Bring an architect in during the early stages of the renovation process to help identify areas of opportunity.
Often times, owners think of an architect only when building a ground-up property or when they need to get drawings signed and sealed. However, an architect can bring a keen eye to the property in the initial planning stages and prior to purchase.
When embarking on a renovation, there are always opportunities for an owner to increase efficiency and create return on investment opportunities; one only needs to know where to look. Utilizing an architect at the start of a project can be a valuable resource to uncover these hidden gems.
Here are just a few of the places in your hotel where opportunity may be lurking.
Full-service brands are eliminating business centers as separate rooms and incorporating that them into the main area of the hotel near the lobby. The separate business centers are typically between 150 and 250 square feet. The relocation to the main lobby/seating area creates an opportunity to convert the original space into a small coffee shop for additional revenue, possibly a car rental entity to gain lease revenue, or conversion into a key (depending on location).
Standalone gift shops within a hotel are becoming less commonplace as they tend to generate little to no rent for the property. Repurposing the gift shop into meeting space, coffee shop or marketplace can create more income from guests.
Older hotels may still have telephone banks or rooms. As these are no longer necessary, they can be eliminated to create breakout areas for meetings, additional seating, or quiet zones within the lobby.
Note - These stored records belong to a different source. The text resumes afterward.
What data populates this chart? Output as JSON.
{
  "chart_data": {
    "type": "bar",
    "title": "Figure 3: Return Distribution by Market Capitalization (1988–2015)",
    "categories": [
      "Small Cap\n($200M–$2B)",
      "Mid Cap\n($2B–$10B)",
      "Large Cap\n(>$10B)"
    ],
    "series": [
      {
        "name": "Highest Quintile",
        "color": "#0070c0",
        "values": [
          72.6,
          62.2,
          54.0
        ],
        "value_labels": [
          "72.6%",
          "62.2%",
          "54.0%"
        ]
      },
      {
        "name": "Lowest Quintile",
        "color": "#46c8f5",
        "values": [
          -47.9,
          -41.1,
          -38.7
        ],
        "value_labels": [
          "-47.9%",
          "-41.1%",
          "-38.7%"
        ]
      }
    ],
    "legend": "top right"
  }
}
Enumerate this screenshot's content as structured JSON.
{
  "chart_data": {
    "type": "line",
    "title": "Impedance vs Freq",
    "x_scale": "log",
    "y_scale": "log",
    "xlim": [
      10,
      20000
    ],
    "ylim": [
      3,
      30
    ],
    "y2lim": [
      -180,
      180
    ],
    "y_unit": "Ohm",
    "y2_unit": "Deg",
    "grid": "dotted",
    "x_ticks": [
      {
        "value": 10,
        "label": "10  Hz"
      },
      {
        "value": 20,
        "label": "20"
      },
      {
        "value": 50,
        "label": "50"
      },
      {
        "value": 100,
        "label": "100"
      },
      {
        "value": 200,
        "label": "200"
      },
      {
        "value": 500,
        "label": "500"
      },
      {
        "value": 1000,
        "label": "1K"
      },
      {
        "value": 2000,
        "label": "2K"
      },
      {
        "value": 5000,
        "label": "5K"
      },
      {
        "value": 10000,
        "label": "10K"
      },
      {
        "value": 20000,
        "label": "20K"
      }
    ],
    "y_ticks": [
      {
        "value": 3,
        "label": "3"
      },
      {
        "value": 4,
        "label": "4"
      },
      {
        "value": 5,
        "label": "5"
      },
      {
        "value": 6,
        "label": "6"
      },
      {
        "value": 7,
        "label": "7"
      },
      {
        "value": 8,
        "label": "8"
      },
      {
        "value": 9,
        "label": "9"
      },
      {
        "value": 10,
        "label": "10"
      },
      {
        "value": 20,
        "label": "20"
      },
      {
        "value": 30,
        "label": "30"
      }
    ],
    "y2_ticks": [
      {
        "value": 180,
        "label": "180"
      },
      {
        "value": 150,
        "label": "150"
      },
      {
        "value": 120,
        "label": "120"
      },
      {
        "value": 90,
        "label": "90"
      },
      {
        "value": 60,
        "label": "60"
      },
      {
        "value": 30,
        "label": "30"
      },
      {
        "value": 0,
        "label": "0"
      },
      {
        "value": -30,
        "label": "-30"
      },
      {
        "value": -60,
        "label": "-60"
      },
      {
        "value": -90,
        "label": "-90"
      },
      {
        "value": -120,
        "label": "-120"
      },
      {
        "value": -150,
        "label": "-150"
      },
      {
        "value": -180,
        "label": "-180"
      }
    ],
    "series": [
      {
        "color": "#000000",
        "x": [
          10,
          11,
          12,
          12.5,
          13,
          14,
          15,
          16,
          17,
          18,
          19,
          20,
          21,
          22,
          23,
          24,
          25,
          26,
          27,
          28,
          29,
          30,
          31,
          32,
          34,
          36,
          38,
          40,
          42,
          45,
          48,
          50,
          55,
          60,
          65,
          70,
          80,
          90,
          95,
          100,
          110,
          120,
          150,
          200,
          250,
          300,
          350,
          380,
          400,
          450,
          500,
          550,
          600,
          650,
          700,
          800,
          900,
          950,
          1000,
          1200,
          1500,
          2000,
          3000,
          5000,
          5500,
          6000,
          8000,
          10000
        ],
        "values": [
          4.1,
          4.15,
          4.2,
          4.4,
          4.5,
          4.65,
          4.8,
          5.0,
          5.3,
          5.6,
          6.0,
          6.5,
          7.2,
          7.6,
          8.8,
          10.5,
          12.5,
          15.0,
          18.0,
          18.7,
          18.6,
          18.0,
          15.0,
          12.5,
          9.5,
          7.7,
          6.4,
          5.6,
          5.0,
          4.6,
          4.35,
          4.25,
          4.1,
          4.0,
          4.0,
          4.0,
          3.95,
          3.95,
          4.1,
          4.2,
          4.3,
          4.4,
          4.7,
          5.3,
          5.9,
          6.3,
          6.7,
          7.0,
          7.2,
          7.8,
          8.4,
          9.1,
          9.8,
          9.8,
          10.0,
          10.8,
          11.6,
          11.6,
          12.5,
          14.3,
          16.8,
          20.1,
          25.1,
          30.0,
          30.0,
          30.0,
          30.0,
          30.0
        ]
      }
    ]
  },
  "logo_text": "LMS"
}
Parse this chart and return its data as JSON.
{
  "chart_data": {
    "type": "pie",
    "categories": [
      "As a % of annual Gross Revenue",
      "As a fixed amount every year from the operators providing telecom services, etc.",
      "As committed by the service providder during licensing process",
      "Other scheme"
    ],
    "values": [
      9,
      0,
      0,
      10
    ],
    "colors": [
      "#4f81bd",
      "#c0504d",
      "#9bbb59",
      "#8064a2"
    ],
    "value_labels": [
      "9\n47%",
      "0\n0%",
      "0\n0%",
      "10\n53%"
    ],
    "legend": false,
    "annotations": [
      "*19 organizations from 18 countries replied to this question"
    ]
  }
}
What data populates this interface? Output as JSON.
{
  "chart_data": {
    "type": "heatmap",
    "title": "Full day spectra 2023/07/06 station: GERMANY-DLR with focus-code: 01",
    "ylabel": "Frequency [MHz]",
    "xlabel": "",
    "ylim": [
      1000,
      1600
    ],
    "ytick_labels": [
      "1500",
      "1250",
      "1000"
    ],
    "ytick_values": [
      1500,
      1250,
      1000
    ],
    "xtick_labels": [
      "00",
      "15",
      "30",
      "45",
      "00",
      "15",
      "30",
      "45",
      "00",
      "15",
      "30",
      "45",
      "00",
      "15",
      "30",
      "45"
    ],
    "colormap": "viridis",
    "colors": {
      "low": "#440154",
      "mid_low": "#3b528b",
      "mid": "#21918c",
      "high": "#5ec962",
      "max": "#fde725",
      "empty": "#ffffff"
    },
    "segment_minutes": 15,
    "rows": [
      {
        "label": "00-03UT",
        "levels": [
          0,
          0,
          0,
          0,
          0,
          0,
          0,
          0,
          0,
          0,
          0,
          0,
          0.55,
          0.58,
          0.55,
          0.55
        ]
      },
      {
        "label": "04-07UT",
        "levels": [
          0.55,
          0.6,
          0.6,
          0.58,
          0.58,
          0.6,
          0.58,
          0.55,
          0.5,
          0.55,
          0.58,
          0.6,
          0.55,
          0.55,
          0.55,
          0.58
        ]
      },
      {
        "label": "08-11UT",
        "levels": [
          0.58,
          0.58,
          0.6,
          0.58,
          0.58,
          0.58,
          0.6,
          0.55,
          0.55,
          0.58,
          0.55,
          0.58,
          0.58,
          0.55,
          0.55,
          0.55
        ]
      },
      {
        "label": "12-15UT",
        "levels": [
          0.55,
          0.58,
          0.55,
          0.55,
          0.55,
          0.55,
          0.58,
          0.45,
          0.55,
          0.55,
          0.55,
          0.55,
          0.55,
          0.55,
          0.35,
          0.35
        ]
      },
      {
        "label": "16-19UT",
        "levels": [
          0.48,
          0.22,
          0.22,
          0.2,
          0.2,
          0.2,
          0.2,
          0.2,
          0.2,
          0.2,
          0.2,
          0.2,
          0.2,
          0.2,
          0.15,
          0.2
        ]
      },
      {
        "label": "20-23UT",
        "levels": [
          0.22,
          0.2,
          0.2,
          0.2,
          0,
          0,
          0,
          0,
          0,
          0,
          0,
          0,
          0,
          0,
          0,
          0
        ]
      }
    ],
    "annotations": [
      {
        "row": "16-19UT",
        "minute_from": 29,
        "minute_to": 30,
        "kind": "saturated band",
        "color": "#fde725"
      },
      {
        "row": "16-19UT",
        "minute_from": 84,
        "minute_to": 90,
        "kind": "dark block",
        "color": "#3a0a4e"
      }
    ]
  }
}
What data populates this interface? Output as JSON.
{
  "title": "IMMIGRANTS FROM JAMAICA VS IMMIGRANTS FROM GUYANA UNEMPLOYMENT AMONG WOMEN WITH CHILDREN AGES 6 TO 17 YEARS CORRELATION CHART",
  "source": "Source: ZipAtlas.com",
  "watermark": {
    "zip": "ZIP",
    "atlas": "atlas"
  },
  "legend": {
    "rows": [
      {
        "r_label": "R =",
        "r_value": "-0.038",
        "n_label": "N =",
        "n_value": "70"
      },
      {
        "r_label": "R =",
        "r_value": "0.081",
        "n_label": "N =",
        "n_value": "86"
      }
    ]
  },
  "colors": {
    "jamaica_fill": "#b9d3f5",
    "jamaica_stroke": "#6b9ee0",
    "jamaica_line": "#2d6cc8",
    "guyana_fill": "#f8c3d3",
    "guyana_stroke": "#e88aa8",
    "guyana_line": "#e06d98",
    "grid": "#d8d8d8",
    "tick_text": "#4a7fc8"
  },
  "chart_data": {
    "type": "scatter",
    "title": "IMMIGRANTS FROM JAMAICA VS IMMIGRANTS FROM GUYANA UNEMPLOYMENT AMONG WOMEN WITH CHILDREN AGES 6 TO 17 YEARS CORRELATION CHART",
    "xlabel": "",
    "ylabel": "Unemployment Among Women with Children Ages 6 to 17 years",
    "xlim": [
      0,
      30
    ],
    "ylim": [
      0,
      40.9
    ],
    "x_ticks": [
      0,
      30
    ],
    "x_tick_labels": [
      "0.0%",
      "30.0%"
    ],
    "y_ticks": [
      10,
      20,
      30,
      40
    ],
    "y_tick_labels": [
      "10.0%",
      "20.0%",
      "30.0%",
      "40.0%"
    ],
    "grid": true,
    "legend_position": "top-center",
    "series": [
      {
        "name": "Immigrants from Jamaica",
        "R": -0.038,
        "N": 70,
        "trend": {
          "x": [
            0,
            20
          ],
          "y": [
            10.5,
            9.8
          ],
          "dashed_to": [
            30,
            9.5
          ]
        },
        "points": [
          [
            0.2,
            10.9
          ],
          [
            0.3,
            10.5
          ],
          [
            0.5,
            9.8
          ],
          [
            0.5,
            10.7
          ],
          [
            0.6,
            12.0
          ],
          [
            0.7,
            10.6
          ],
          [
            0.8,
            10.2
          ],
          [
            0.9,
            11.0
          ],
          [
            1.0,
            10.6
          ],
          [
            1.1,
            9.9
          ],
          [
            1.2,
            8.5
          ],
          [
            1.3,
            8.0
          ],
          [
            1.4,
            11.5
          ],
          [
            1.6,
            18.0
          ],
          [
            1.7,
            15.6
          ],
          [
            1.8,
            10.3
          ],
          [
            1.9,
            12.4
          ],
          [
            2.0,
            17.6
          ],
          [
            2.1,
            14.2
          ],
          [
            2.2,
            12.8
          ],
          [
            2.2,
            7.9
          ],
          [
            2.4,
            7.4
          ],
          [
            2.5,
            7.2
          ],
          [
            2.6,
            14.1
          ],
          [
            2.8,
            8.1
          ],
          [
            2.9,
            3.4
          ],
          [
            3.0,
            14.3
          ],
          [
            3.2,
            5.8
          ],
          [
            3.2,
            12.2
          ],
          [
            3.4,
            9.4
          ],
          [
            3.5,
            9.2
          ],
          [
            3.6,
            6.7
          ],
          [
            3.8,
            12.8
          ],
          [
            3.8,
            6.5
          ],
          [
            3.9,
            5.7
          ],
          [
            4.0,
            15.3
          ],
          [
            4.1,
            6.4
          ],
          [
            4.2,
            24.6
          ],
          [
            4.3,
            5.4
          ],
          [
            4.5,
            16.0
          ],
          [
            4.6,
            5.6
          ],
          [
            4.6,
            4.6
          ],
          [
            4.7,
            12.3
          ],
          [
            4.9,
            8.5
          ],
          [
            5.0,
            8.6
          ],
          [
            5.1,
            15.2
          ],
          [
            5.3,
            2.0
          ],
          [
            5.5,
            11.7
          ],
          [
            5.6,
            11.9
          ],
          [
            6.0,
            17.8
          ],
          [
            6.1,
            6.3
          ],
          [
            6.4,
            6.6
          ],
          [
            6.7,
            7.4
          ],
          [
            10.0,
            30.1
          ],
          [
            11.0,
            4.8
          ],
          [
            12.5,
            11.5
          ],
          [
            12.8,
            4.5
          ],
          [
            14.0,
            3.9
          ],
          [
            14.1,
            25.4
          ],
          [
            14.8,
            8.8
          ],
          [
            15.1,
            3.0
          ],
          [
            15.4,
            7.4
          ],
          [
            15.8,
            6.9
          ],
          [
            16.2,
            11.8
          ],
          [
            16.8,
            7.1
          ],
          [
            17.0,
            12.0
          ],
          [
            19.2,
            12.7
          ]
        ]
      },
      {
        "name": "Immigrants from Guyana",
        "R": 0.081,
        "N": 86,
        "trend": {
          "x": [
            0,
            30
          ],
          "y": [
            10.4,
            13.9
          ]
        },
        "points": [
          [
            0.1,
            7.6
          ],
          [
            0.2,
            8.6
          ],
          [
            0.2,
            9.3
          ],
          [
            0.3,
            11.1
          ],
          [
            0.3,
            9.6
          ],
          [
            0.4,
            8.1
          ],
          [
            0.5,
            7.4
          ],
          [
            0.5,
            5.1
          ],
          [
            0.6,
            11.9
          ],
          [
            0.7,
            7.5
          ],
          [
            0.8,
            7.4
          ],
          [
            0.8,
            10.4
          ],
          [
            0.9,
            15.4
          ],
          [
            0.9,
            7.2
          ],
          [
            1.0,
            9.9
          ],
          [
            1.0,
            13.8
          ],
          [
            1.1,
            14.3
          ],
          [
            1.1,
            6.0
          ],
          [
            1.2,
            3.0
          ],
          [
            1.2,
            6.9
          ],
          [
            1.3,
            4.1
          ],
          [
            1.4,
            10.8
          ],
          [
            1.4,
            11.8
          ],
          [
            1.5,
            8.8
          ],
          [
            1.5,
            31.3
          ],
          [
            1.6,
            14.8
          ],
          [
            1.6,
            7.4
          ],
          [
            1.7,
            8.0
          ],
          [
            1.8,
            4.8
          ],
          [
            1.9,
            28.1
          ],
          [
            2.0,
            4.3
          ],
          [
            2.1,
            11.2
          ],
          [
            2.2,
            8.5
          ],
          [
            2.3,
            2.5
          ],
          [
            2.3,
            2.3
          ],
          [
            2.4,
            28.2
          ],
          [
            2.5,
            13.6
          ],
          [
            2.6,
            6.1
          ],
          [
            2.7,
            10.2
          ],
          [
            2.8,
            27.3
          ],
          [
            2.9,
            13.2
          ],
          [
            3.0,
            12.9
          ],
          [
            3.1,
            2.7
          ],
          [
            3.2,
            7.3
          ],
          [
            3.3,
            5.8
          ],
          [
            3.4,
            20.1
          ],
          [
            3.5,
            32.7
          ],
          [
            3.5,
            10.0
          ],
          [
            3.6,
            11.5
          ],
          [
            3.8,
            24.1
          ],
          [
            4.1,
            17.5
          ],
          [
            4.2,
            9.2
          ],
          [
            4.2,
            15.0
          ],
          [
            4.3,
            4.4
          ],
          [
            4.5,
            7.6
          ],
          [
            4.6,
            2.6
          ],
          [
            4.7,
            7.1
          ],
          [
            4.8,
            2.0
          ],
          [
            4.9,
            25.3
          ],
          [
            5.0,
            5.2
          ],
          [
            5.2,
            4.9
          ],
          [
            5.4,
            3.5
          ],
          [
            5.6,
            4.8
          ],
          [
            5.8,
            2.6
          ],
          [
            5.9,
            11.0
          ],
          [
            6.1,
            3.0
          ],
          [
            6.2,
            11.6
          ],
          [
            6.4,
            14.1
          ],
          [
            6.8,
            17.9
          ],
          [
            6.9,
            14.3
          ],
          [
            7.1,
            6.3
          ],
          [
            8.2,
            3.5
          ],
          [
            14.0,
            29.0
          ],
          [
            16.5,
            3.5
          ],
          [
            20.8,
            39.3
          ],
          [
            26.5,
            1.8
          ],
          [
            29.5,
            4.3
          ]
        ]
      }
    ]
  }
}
Creating additional dining opportunities within the lounge/bar area can help address slower demand periods for the restaurant. This may lead to a new food and beverage or operational challenge, but the potential upside is greater.
Rooftop spaces have become an excellent source of additional revenue. Creating a bar/lounge area or meeting space on the roof capitalizes on unused space and attracts guests. It’s important to keep accessibility and egress in mind when developing these spaces.
Depending on market demands, the architect can study the possibility of converting two-bay suites into two separate keys. This can increase the key count and lower the property’s overall cost per key.
With brands increasing the required square footage for fitness centers, it can be difficult at existing properties to be able to find additional space without impacting revenue-generating space. Your architect can work with you to help you find creative ways to incorporate the necessary square footage while limiting its impact on other spaces as much as possible.
Another market driven option is to convert your meeting space to a restaurant or vice versa. Restaurants that are underperforming can become valuable meeting space.
Converting indoor pools into meeting space is another option. Pools are a nice amenity for guests, but they are also an additional expense. Infilling your indoor pool allows the opportunity to expand or develop key meeting space that can generate additional income.
Investigate whether energy efficiency and sustainability initiatives make sense. Replacing poorly-insulated windows and updating guestrooms with programmable thermostats are two possible options for return on investment. These initial costs can be offset by the future energy cost savings.
Each hotel is unique and presents different challenges. The architect’s knowledge and hospitality experience can bring creative solutions to incorporate new purposes for the areas you no longer need within the project’s footprint. It’s important to bring the architect in during the due diligence phase to get these insights at the beginning so you can plan and budget accordingly. This vital addition to your team will lead to a more successful project for both you and your guests.
Warren Feldman, AIA, ISHC is Chief Executive Officer of Jonathan Nehmer + Associates, Inc., an international Architecture, Interior Design, and Project Management firm that specializes in the hospitality industry. He has expertise in all facets of Project Management, Architecture, Interior Design, Design Management, and Construction Administration. His experience includes work as Architect and Owner’s Representative in the direction and management of hospitality, commercial, institutional, educational, and residential projects. Complementing his education in Architecture, Mr. Feldman completed his Juris Doctorate from Georgetown University in December 1998 and is a member of the Maryland Bar.